Most of Cutting for Stone takes place in Addis Ababa, the capital of Ethiopia.
Even so, the majority of the characters are considered ferengi, foreigners, and that's because most of them were either born elsewhere or were born to immigrant parents. So it's fitting that they all take refuge in the hospital they call "Missing." The name seems strange, because it's "really Mission Hospital, a word that on the Ethiopian tongue came out with a hiss so it sounded like 'Missing'" (P.6).
Translation: the novel's setting is an unpronounceable hospital filled with foreigners.
Besides the corruption of Mission to Missing, the hospital's name also constantly reminds us that, error or not, everyone there is "missing" someone or someplace. The loneliness of the foreigners is part of the setting.
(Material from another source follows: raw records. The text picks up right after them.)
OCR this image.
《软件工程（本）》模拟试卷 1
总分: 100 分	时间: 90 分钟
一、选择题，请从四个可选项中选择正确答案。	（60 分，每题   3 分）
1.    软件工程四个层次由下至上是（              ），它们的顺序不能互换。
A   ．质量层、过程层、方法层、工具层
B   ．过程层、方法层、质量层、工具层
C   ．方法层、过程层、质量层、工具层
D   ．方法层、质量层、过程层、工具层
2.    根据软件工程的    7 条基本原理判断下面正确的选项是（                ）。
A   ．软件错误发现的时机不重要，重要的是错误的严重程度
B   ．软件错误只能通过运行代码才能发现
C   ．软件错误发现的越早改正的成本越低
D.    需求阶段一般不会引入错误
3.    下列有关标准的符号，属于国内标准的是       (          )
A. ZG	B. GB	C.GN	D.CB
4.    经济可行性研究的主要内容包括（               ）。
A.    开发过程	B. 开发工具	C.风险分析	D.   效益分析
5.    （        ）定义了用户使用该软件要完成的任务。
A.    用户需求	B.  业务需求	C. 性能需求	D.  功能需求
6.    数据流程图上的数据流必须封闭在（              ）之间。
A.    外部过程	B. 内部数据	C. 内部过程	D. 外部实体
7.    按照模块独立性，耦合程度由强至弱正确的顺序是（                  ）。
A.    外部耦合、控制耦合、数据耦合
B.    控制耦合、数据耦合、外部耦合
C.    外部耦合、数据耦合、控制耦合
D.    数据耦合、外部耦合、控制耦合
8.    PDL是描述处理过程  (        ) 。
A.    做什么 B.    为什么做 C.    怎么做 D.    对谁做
Missing, according to Marion, is a fertile place, a sort of paradise:
"Missing sat on a verdant rise, the irregular cluster of whitewashed one- and two-story buildings looking as if they were pushed up from the ground in the same geologic rumble that created the Entoto Mountains. Troughlike flower beds, fed by the runoff from the roof gutters, surrounded the squat buildings like a moat. Matron Hirst's roses overtook the walls, the crimson blooms framing every window and reaching to the roof." (P.4)
Marion sees Missing as an organic, natural thing, not an artificial building. It seems to grow up out of the ground, and it supports the plants that grow on its territory with plenty of fertile soil. It's also a good place for the narrator to grow up; it's his paradise. It's almost as if because Marion has been out of place his whole life, being "missing" just feels natural to him.
In comparison to Missing, Our Lady of Perpetual Succor hospital in New York is not quite the Eden that Marion might have expected. He notices how rundown his new home is as soon as he arrives:
"We rounded a dry fountain, streaked with pigeon droppings. It resembled the magnificent one depicted in the brochure, but the bronze monsignor who was the centerpiece leaned precariously forward. The monsignor's features were worn down like the sphinx's. Also not in the brochure was the iron rod wedged between the rim of the fountain and the monsignor's waist to keep him from falling over." (4.38.64)
The description contrasts greatly with Missing: dry, precarious, worn down, falling over. Our Lady is in bad shape, and this is a disappointment to Marion because the brochure showed a much rosier picture.
This disappointment is shared by all of the hopeful doctors who come to Our Lady hoping for a bright future. Lou, the caretaker, calls them "Perpetual Suckers" (4.38.84), a play on the word "succor," as in the consolation that the Virgin Mary gives to faithful believers, and "sucker," meaning someone who has been conned.
Even if it's not all it's cracked up to be, Our Lady is, like Missing, a hospital that is sheltered from the violence outside. While in Ethiopia, Missing battened down the hatches against revolution, in New York, Our Lady shuts the gates against the gun violence that accompanies the drug trade in the surrounding neighborhood. Either way, the novel's characters find a shelter from the storm.